What is an expectation value?

An ensemble ascribes to every sufficiently well-behaved quantity f an expectation value <f>. To justify the name 'expectation value', the map f—><f> must be linear and monotonic,

<α f + β g> = α <f> + β <g> for α, β in C, <f> ≥ <g> if f ≥ g

and satisfy a continuity condition.

The standard example, which gives this concept its name, is the mean value of a collection of instances of a random variable.

But as always in mathematics, the name giving example rarely covers the whole spectrum of usages. One must therefore not imagine an abstract ensemble as a concrete ensemble made up of many identical objects, but only see this as a sometimes useful, sometimes misleading picture.

In particular, the universe is described in the thermal interpretation by an ensemble, although the universe is unique, and there only exists one (At least this is the only closed physical system of which we can ever have knowledge! Because knowledge assumes interaction, and thus non-closure.)

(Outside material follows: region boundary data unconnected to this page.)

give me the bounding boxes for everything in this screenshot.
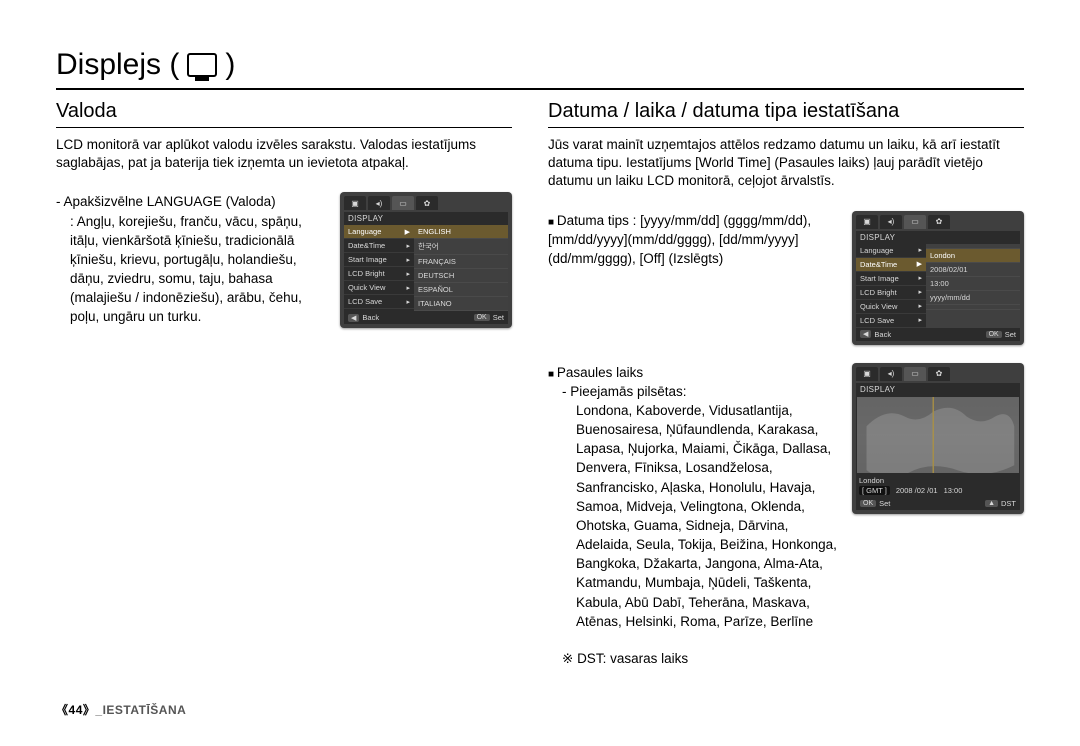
lcd-tab-sound-icon: ◂) bbox=[880, 367, 902, 381]
lcd-value: ITALIANO bbox=[414, 297, 508, 311]
map-info: London [ GMT ] 2008 /02 /01 13:00 bbox=[856, 474, 1020, 497]
lcd-footer: OKSet ▲DST bbox=[856, 497, 1020, 510]
lcd-menu-item: Start Image▸ bbox=[856, 272, 926, 286]
language-intro: LCD monitorā var aplūkot valodu izvēles … bbox=[56, 136, 512, 172]
page-footer: 44_Iestatīšana bbox=[56, 701, 186, 718]
map-date: 2008 /02 /01 bbox=[896, 486, 938, 495]
datetime-intro: Jūs varat mainīt uzņemtajos attēlos redz… bbox=[548, 136, 1024, 191]
language-sub-label: Apakšizvēlne LANGUAGE (Valoda) bbox=[56, 192, 326, 211]
cities-label: Pieejamās pilsētas: bbox=[548, 382, 838, 401]
lcd-footer: ◀Back OKSet bbox=[856, 328, 1020, 341]
lcd-value: yyyy/mm/dd bbox=[926, 291, 1020, 305]
title-text-a: Displejs ( bbox=[56, 48, 179, 82]
lcd-value: 2008/02/01 bbox=[926, 263, 1020, 277]
title-text-b: ) bbox=[225, 48, 235, 82]
lcd-menu-item: Language▶ bbox=[344, 225, 414, 239]
lcd-menu-list: Language▸ Date&Time▶ Start Image▸ LCD Br… bbox=[856, 244, 926, 328]
lcd-menu-item: LCD Save▸ bbox=[856, 314, 926, 328]
lcd-value: ESPAÑOL bbox=[414, 283, 508, 297]
lcd-value-list: London 2008/02/01 13:00 yyyy/mm/dd bbox=[926, 244, 1020, 328]
lcd-value: 한국어 bbox=[414, 239, 508, 255]
map-time: 13:00 bbox=[944, 486, 963, 495]
cities-text: Londona, Kaboverde, Vidusatlantija, Buen… bbox=[548, 401, 838, 631]
lcd-language-menu: ▣ ◂) ▭ ✿ DISPLAY Language▶ Date&Time▸ St… bbox=[340, 192, 512, 328]
world-map-graphic bbox=[856, 396, 1020, 474]
lcd-tab-display-icon: ▭ bbox=[904, 367, 926, 381]
lcd-value: ENGLISH bbox=[414, 225, 508, 239]
world-time-label: Pasaules laiks bbox=[548, 363, 838, 382]
lcd-tab-settings-icon: ✿ bbox=[928, 215, 950, 229]
date-type-label: Datuma tips : [yyyy/mm/dd] (gggg/mm/dd),… bbox=[548, 211, 838, 269]
map-city: London bbox=[859, 476, 1017, 485]
lcd-header: DISPLAY bbox=[344, 212, 508, 225]
lcd-tabs: ▣ ◂) ▭ ✿ bbox=[344, 196, 508, 210]
lcd-tab-camera-icon: ▣ bbox=[856, 367, 878, 381]
lcd-value: London bbox=[926, 249, 1020, 263]
display-icon bbox=[187, 53, 217, 77]
gmt-label: [ GMT ] bbox=[859, 486, 890, 495]
lcd-menu-item: LCD Bright▸ bbox=[856, 286, 926, 300]
lcd-footer: ◀Back OKSet bbox=[344, 311, 508, 324]
lcd-value bbox=[926, 305, 1020, 310]
lcd-tab-display-icon: ▭ bbox=[392, 196, 414, 210]
lcd-menu-item: Language▸ bbox=[856, 244, 926, 258]
lcd-menu-item: Quick View▸ bbox=[344, 281, 414, 295]
lcd-value: 13:00 bbox=[926, 277, 1020, 291]
lcd-value: FRANÇAIS bbox=[414, 255, 508, 269]
lcd-menu-item: Quick View▸ bbox=[856, 300, 926, 314]
lcd-tab-sound-icon: ◂) bbox=[368, 196, 390, 210]
section-heading-language: Valoda bbox=[56, 100, 512, 128]
column-left: Valoda LCD monitorā var aplūkot valodu i… bbox=[56, 100, 512, 668]
lcd-header: DISPLAY bbox=[856, 383, 1020, 396]
page-title: Displejs ( ) bbox=[56, 48, 1024, 90]
lcd-datetime-menu: ▣ ◂) ▭ ✿ DISPLAY Language▸ Date&Time▶ St… bbox=[852, 211, 1024, 345]
page-number: 44 bbox=[56, 703, 95, 717]
lcd-tab-camera-icon: ▣ bbox=[856, 215, 878, 229]
lcd-tab-display-icon: ▭ bbox=[904, 215, 926, 229]
lcd-menu-item: Date&Time▶ bbox=[856, 258, 926, 272]
lcd-tab-sound-icon: ◂) bbox=[880, 215, 902, 229]
footer-section: _Iestatīšana bbox=[95, 703, 186, 717]
lcd-menu-item: LCD Save▸ bbox=[344, 295, 414, 309]
lcd-tab-camera-icon: ▣ bbox=[344, 196, 366, 210]
lcd-menu-item: Date&Time▸ bbox=[344, 239, 414, 253]
lcd-menu-item: LCD Bright▸ bbox=[344, 267, 414, 281]
column-right: Datuma / laika / datuma tipa iestatīšana… bbox=[548, 100, 1024, 668]
section-heading-datetime: Datuma / laika / datuma tipa iestatīšana bbox=[548, 100, 1024, 128]
lcd-tabs: ▣ ◂) ▭ ✿ bbox=[856, 367, 1020, 381]
lcd-menu-list: Language▶ Date&Time▸ Start Image▸ LCD Br… bbox=[344, 225, 414, 311]
lcd-tab-settings-icon: ✿ bbox=[928, 367, 950, 381]
lcd-tab-settings-icon: ✿ bbox=[416, 196, 438, 210]
lcd-header: DISPLAY bbox=[856, 231, 1020, 244]
lcd-value: DEUTSCH bbox=[414, 269, 508, 283]
language-sub-text: : Angļu, korejiešu, franču, vācu, spāņu,… bbox=[56, 212, 326, 327]
dst-note: DST: vasaras laiks bbox=[548, 649, 1024, 668]
lcd-world-map: ▣ ◂) ▭ ✿ DISPLAY London [ GMT ] bbox=[852, 363, 1024, 514]
lcd-value-list: ENGLISH 한국어 FRANÇAIS DEUTSCH ESPAÑOL ITA… bbox=[414, 225, 508, 311]
lcd-menu-item: Start Image▸ bbox=[344, 253, 414, 267]
lcd-tabs: ▣ ◂) ▭ ✿ bbox=[856, 215, 1020, 229]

Expectation values appear in many guises. The mathematical formalism describes not only the statistical evaluation of sequences of trials, but, for example, also statistical mechanics.

When I measure the temperature of a cup of tea, I make a single measurement and obtain a number, from which I can calculate the internal energy using the methods of thermodynamics and known properties of the substance 'tea'. I have involuntarily measured these at the same time. According to statistical mechanics, however, the internal energy is the expectation value of the microscopic energy operator. This expectation value satisfies all the mathematical requirements, although it is a single measurement of a single system - one does not need to measure hundreds of cups of tea or make hundreds of measurements.

The grand canonical ensemble observed here is purely fictional, introduced only to enable us to work with statistical concepts. It is just as fictional as the 6N-dimensional phase space, which we treat in analogy with 3 dimensional 'space' in order to give ourselves an intuitive picture.

Mathematical concepts are abstract by nature: to make use of them, it is not necessary that the actual significance of the concept is the same as that of the context in which the concept was originally developed. It is only necessary for the same formal conditions to be fulfilled.